Su epopeya americana se extiende entre 1812 y 1824, y es tan extensa como gloriosa. Lo que encandila las imaginaciones ya entonces es el cruce de los Andes, y sus triunfos homéricos en Chacabuco y Maipú. La campaña del Perú tiene sus momentos más altos en los sucesos que lo ponen en posesión de Lima casi sin tirar un tiro, la proclamación de la Independencia peruana, la entrevista de Guayaquil y, sobre todo, su subsiguiente renunciamiento al Protectorado y abandono del poder. Un caso único en la Historia, que le aporta sus luces más brillantes al compararlo con el otro “Libertador”, Simón Bolívar.
El último fragmento de esa “carne” sanmartiniana, son los años finales de su vida, al comenzar ese exilio en 1824, que se cierra con su muerte en 1850. Allí destaca su férrea y valiente defensa con la pluma de su patria, atacada por las mayores potencias de la época. Y lo hace desde la propia capital de una de ellas, París.

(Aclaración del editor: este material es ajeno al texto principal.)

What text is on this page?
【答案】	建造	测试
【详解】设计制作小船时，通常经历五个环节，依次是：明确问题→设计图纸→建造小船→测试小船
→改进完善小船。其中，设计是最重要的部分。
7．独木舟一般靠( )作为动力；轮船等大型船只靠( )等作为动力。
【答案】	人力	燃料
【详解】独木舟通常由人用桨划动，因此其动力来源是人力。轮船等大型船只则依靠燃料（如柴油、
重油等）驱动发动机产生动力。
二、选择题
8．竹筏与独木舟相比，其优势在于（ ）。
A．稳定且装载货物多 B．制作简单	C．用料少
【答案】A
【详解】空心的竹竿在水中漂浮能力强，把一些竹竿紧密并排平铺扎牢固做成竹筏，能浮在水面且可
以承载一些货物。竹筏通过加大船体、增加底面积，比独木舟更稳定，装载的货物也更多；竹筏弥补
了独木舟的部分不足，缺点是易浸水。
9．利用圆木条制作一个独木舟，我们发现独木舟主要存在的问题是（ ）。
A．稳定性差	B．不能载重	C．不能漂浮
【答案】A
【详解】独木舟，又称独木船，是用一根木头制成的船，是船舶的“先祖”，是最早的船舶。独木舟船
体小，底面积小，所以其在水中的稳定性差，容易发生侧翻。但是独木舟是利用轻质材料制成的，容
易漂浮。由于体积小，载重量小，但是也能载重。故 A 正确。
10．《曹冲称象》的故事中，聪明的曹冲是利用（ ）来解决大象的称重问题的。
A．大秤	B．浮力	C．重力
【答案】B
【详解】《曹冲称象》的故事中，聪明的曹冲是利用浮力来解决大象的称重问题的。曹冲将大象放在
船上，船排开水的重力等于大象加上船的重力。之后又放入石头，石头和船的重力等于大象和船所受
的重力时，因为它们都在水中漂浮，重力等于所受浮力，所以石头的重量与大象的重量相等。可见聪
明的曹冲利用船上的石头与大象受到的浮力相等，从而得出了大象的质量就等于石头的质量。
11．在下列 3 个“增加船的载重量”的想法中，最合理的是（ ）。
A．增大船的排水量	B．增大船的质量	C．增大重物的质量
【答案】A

Su figura es un faro para los americanos que viajan a Europa. Vale remarcar que entre quienes más lo agasajan hay varios chilenos. Los argentinos, contraemos una deuda imperecedera con el Mariscal Ramón Castilla, peruano, que le brinda un apoyo económico imprescindible. También cabe recordar que el Brigadier argentino Juan Manuel de Rosas, no dudó en honrarlo a él y a sus familiares con su ayuda.
Ya más allá de la muerte, lo que me he atrevido a denominar como “hueso”, es ese proceso histórico de su paso a la inmortalidad y a la gloria que debe llevarnos a exaltar la clarividencia de Avellaneda, quien supo canalizar las voluntades nacionales decretando en 1878 que el 25 de febrero de cada año fuese feriado, iniciando las actividades que culminarían con la repatriación de sus restos, apoteosis que devino en 1880.
Pero allí no terminó todo, porque en 1947 se trajeron los restos de sus padres a nuestro país, y se asentaron en la Recoleta, próximos a la tumba de su esposa Remedios. Finalmente, en 1998, también un 25 de febrero, ambos, Juan y Gregoria, fueron instaurados en su asiento actual, en Yapeyú.